*Watch Stu Stone’s full interview with John Gibbons for the former Toronto Blue Jays manager’s weekly “Talking Points” feature, sponsored by Bodog Canada, by clicking on the video above.
May 20, 2022
By Kevin Glew
Cooperstowners in Canada.
John Gibbons has heard the baseball stats gurus who insist that any pitcher can close a game with the right match-up.
“That’s been a big argument forever, especially when the analytics started to become front and centre . . . and that’s BS,” Gibbons told Stu Stone for the latest episode of Talking Points, sponsored by Bodog Canada.
The former Jays skipper says that philosophy too easily dismisses what’s in a player’s head and their heart. Much of the closer’s role is mental, says Gibbons. They must be able to thrive in pressure-packed situations and shrug off blown saves.
That’s why Markham, Ont., native Jordan Romano’s absence from the Blue Jays’ bullpen since last Saturday due to a gastrointestinal illness was so concerning. Fortunately, Romano told reporters today that he’s feeling much better and will be available for the Blue Jays’ series opener against the Cincinnati Reds tonight at Rogers Centre.
With Romano’s return, everything seems to be falling into place for the Blue Jays’ pitching staff.
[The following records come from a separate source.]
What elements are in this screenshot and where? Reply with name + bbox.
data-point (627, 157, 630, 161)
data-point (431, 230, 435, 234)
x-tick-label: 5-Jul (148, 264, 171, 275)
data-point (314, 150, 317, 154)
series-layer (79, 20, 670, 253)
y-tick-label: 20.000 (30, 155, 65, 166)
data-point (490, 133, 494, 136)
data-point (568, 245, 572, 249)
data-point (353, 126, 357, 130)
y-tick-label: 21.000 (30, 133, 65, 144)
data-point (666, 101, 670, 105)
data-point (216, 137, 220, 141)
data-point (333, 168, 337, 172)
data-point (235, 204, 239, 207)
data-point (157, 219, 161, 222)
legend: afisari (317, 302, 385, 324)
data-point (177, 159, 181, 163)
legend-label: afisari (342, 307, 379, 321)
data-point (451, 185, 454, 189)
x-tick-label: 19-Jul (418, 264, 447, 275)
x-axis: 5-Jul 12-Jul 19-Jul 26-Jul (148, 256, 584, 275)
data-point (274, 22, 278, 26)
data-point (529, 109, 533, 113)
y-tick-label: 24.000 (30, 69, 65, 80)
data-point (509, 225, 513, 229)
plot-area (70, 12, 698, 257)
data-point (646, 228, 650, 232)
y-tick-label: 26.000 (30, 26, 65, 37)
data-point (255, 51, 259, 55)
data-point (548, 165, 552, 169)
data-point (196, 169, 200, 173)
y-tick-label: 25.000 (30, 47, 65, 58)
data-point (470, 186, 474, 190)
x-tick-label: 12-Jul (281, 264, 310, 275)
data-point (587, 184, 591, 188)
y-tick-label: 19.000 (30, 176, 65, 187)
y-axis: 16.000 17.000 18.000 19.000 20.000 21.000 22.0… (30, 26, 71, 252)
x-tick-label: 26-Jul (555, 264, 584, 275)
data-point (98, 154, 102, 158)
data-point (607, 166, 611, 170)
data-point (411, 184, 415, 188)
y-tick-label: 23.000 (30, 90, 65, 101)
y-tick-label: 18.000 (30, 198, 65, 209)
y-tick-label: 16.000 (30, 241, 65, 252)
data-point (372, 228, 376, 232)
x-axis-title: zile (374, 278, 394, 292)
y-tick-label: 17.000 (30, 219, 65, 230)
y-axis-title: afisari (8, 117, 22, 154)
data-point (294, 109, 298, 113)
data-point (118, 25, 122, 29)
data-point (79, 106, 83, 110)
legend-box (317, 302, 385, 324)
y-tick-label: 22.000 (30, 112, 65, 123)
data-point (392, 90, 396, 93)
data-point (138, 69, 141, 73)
The starting rotation has been a strength for the club even during their May struggles. Kevin Gausman and Alek Manoah have had All-Star worthy starts to their seasons and Jose Berrios is slowly rounding into his ace-like form. And to the delight of manager Charlie Montoyo and pitching coach Pete Walker, Yusei Kikuchi, their No. 5 starter, has had three straight excellent starts and has lowered his ERA to 3.38 this season.
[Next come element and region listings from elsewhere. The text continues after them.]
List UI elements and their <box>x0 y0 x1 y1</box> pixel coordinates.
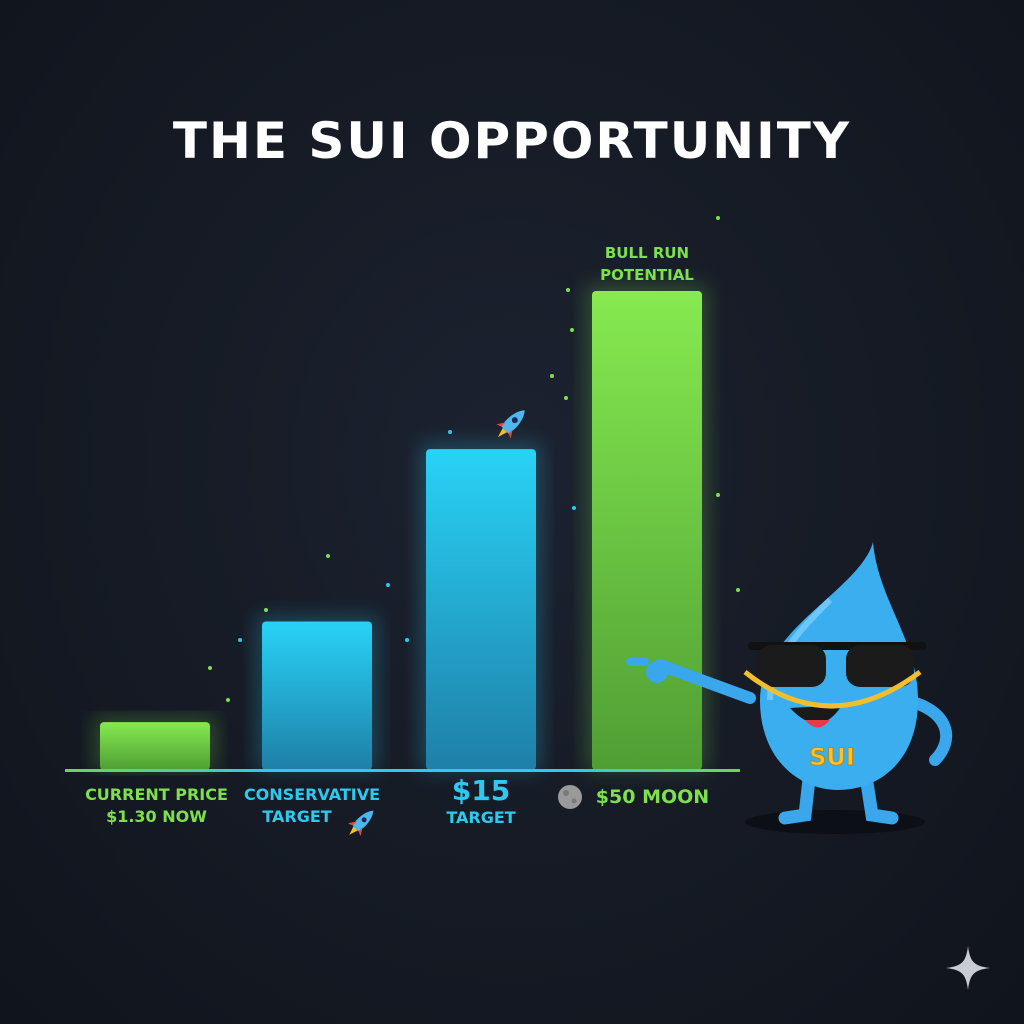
sparkle-dot <box>566 288 570 292</box>
bar2-label-line2: TARGET <box>262 807 332 826</box>
moon-icon <box>558 785 582 809</box>
bar1-label-line2: $1.30 NOW <box>106 807 207 826</box>
rocket-icon <box>496 410 525 439</box>
sparkle-dot <box>716 493 720 497</box>
bar-label-moon: $50 MOON <box>590 786 715 808</box>
sparkle-dot <box>570 328 574 332</box>
sparkle-dot <box>736 588 740 592</box>
sparkle-dot <box>448 430 452 434</box>
bull-run-line2: POTENTIAL <box>600 266 694 284</box>
svg-text:SUI: SUI <box>809 743 855 771</box>
bar2-label-line1: CONSERVATIVE <box>243 785 381 804</box>
sui-droplet-mascot: SUI <box>626 542 953 834</box>
sparkle-dot <box>386 583 390 587</box>
sparkle-dot <box>326 554 330 558</box>
bar-2 <box>262 621 372 770</box>
sparkle-dot <box>550 374 554 378</box>
sparkle-dot <box>264 608 268 612</box>
bar-4 <box>592 291 702 770</box>
bar1-label-line1: CURRENT PRICE <box>85 785 228 804</box>
sparkle-icon <box>946 946 990 990</box>
sparkle-dot <box>238 638 242 642</box>
baseline <box>65 769 740 772</box>
bar-label-current-price: CURRENT PRICE $1.30 NOW <box>74 784 239 828</box>
bar-label-conservative: CONSERVATIVE TARGET <box>232 784 392 828</box>
page-title: THE SUI OPPORTUNITY <box>172 112 852 170</box>
sparkle-dot <box>226 698 230 702</box>
sparkle-dot <box>572 506 576 510</box>
bull-run-line1: BULL RUN <box>604 244 690 262</box>
bull-run-label: BULL RUN POTENTIAL <box>572 242 722 286</box>
bar4-label: $50 MOON <box>595 786 710 808</box>
sparkle-dot <box>405 638 409 642</box>
sparkle-dot <box>716 216 720 220</box>
bar3-label-line1: $15 <box>451 774 511 807</box>
sparkle-dot <box>208 666 212 670</box>
bar-3 <box>426 449 536 770</box>
sparkle-dot <box>564 396 568 400</box>
bar-label-15-target: $15 TARGET <box>421 775 541 829</box>
bar3-label-line2: TARGET <box>446 808 516 827</box>
bar-1 <box>100 722 210 770</box>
“You look at the teams that win it all and they have depth in that rotation,” Gibbons told Stone. “People always talk about it and it’s true you have to have that No. 1 type guy to go up against the other teams. And the best teams have those. But on down the line, you have to have some good quality guys and you have to have depth.”
It was also encouraging for the Blue Jays that veteran lefty Hyun Jin Ryu allowed just one run in 4 2/3 innings last Saturday in his first start after close to a month on the injured list with forearm soreness. Ryu, who relies more on guile and location than velocity, had struggled mightily in April, posting a 13.50 ERA in two starts.
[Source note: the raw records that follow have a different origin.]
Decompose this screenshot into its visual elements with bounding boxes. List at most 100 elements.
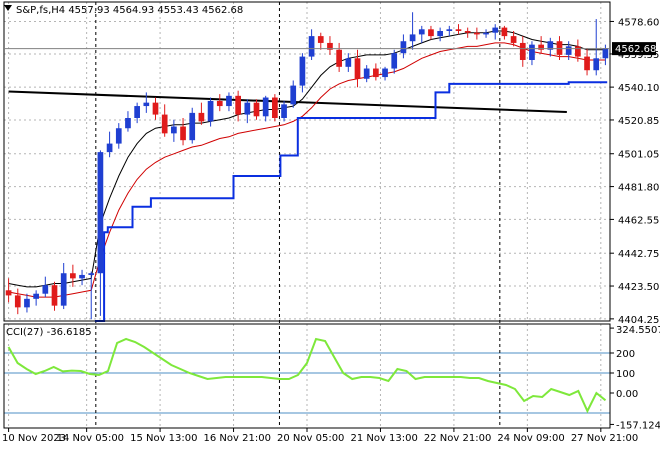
candle-body[interactable] [382, 68, 388, 78]
candle-body[interactable] [492, 27, 499, 33]
candle[interactable] [42, 276, 49, 298]
candle-body[interactable] [207, 100, 214, 122]
candle[interactable] [565, 41, 572, 60]
candle[interactable] [510, 31, 517, 47]
candle[interactable] [198, 102, 205, 125]
candle[interactable] [5, 278, 12, 303]
candle-body[interactable] [510, 36, 517, 43]
candle-body[interactable] [244, 102, 251, 115]
candle[interactable] [317, 32, 324, 50]
candle-body[interactable] [327, 42, 333, 50]
candle[interactable] [281, 100, 287, 122]
candle-body[interactable] [134, 106, 140, 118]
candle[interactable] [290, 80, 297, 108]
candle[interactable] [327, 36, 333, 55]
candle[interactable] [60, 263, 67, 310]
candle[interactable] [428, 25, 434, 40]
candle-body[interactable] [354, 58, 361, 79]
candle[interactable] [538, 36, 544, 54]
candle-body[interactable] [235, 95, 241, 115]
candle-body[interactable] [152, 102, 159, 115]
candle-body[interactable] [446, 29, 453, 31]
candle[interactable] [125, 111, 131, 132]
candle[interactable] [464, 27, 471, 38]
candle-body[interactable] [125, 118, 131, 129]
candle[interactable] [97, 150, 104, 316]
candle-body[interactable] [281, 104, 287, 118]
candle[interactable] [501, 25, 508, 40]
candle[interactable] [272, 94, 278, 122]
candle[interactable] [70, 264, 76, 287]
candle[interactable] [161, 104, 168, 137]
candle[interactable] [519, 36, 526, 67]
candle[interactable] [235, 90, 241, 122]
candle-body[interactable] [317, 36, 324, 43]
candle[interactable] [418, 25, 425, 43]
candle[interactable] [171, 119, 177, 142]
candle-body[interactable] [474, 32, 480, 35]
candle-body[interactable] [216, 100, 223, 107]
candle-body[interactable] [79, 274, 85, 279]
candle-body[interactable] [593, 58, 600, 71]
candle[interactable] [602, 44, 609, 66]
candle[interactable] [207, 97, 214, 127]
candle-body[interactable] [198, 112, 205, 122]
collapse-arrow-icon[interactable] [4, 5, 12, 11]
candle-body[interactable] [180, 126, 186, 141]
candle-body[interactable] [42, 285, 49, 294]
candle-body[interactable] [24, 298, 30, 308]
candle[interactable] [345, 53, 352, 72]
candle-body[interactable] [418, 29, 425, 35]
candle[interactable] [115, 123, 122, 149]
candle-body[interactable] [14, 295, 21, 308]
candle[interactable] [593, 19, 600, 76]
candle-body[interactable] [538, 44, 544, 50]
candle-body[interactable] [602, 48, 609, 59]
candle-body[interactable] [455, 29, 462, 31]
candle-body[interactable] [345, 58, 352, 67]
candle-body[interactable] [262, 97, 269, 117]
candle-body[interactable] [299, 56, 306, 86]
candle[interactable] [437, 27, 443, 42]
candle-layer[interactable] [5, 12, 609, 320]
candle[interactable] [547, 37, 554, 57]
candle-body[interactable] [226, 95, 232, 107]
candle[interactable] [474, 27, 480, 40]
candle[interactable] [180, 118, 186, 146]
candle[interactable] [382, 66, 388, 81]
candle[interactable] [455, 24, 462, 35]
candle[interactable] [299, 53, 306, 93]
candle[interactable] [189, 107, 196, 144]
candle-body[interactable] [272, 97, 278, 118]
candle-body[interactable] [189, 112, 196, 141]
candle-body[interactable] [115, 128, 122, 144]
candle-body[interactable] [519, 42, 526, 60]
candle[interactable] [400, 34, 407, 59]
candle-body[interactable] [363, 68, 370, 79]
candle[interactable] [584, 48, 590, 76]
candle-body[interactable] [5, 290, 12, 296]
candle-body[interactable] [97, 152, 104, 274]
candle-body[interactable] [171, 126, 177, 134]
candle[interactable] [446, 25, 453, 37]
candle-body[interactable] [391, 53, 398, 69]
candle-body[interactable] [106, 143, 113, 153]
candle[interactable] [134, 102, 140, 124]
candle-body[interactable] [51, 285, 58, 306]
candle[interactable] [483, 29, 489, 38]
candle-body[interactable] [428, 29, 434, 37]
candle-body[interactable] [483, 32, 489, 35]
candle[interactable] [253, 99, 260, 120]
candle[interactable] [409, 12, 416, 50]
candle-body[interactable] [529, 44, 535, 60]
candle-body[interactable] [547, 41, 554, 50]
candle-body[interactable] [88, 273, 95, 275]
candle[interactable] [143, 92, 150, 113]
candle[interactable] [336, 42, 342, 72]
candle-body[interactable] [290, 85, 297, 105]
candle-body[interactable] [565, 46, 572, 55]
candle[interactable] [33, 290, 39, 306]
candle[interactable] [88, 271, 95, 320]
candle-body[interactable] [143, 102, 150, 107]
candle[interactable] [51, 281, 58, 311]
“Usually what happens, especially [with] that type of pitcher [like Ryu], when there is something going on in there [in their arm], whether it’s soreness . . . it’s usually your command that goes first because now you’ve got to gear it up a little bit harder just to maintain what your normal is,” shared Gibbons about Ryu’s early season struggles.
Now with all the pieces seemingly in place for the pitching staff, the Blue Jays’ offence, which was expected to be their strength but is hitting a collective .234, needs to heat up, and Gibbons thinks it will.
“I think it’s big getting Teoscar [Hernandez] back,” said Gibbons.
The ex-skipper believes that despite their May struggles, the Blue Jays, with their 20-18 record heading into Friday’s action, are in a “good spot.”
“Things will definitely get better because the pitching is too good. The offence is too good,” he said.
Gibbons on the Big Red Machine, Hendriks and the Leafs
One of the best things about Gibbons’ Talking Points interviews with Stu Stone are listening to his memories. Here are a few of them from the latest episode:
On the Cincinnati Reds:
“Actually that used to be my team growing up because they had Johnny Bench and those guys . . . the Big Red Machine, Concepcion . . . Griffey.”
On Liam Hendriks, who pitched for Gibbons on the Blue Jays in 2014 and 2015 and is now the closer of the White Sox:
“Liam pitched for us and Liam was always . . . a great kid, but kind of nutty . . . and now I watch him every time he closes a game. And it’s like they’re going to put him in the insane asylum . . . But he’s got kind of the perfect makeup for that [closer’s role] because he lets things go.”
On the Toronto Maple Leafs:
“I’m a novice hockey guy, I really became fascinated with the sport while I was up there. I didn’t really know anything about it but the toughness, the competitiveness and the passion that the Canadian fans have . . . It’s tough guy’s sport, you know. So I really like that. Baseball can be kind of a soft sport. Sometimes you get some candy asses. I’ll put it that way . . . Hockey you can’t do that. So that always thrilled me. I followed the history of the Leafs and it was like they were snake-bitten. But they’ve got some really good players. And I think I felt like everyone else that they were going to get over the hump this year.”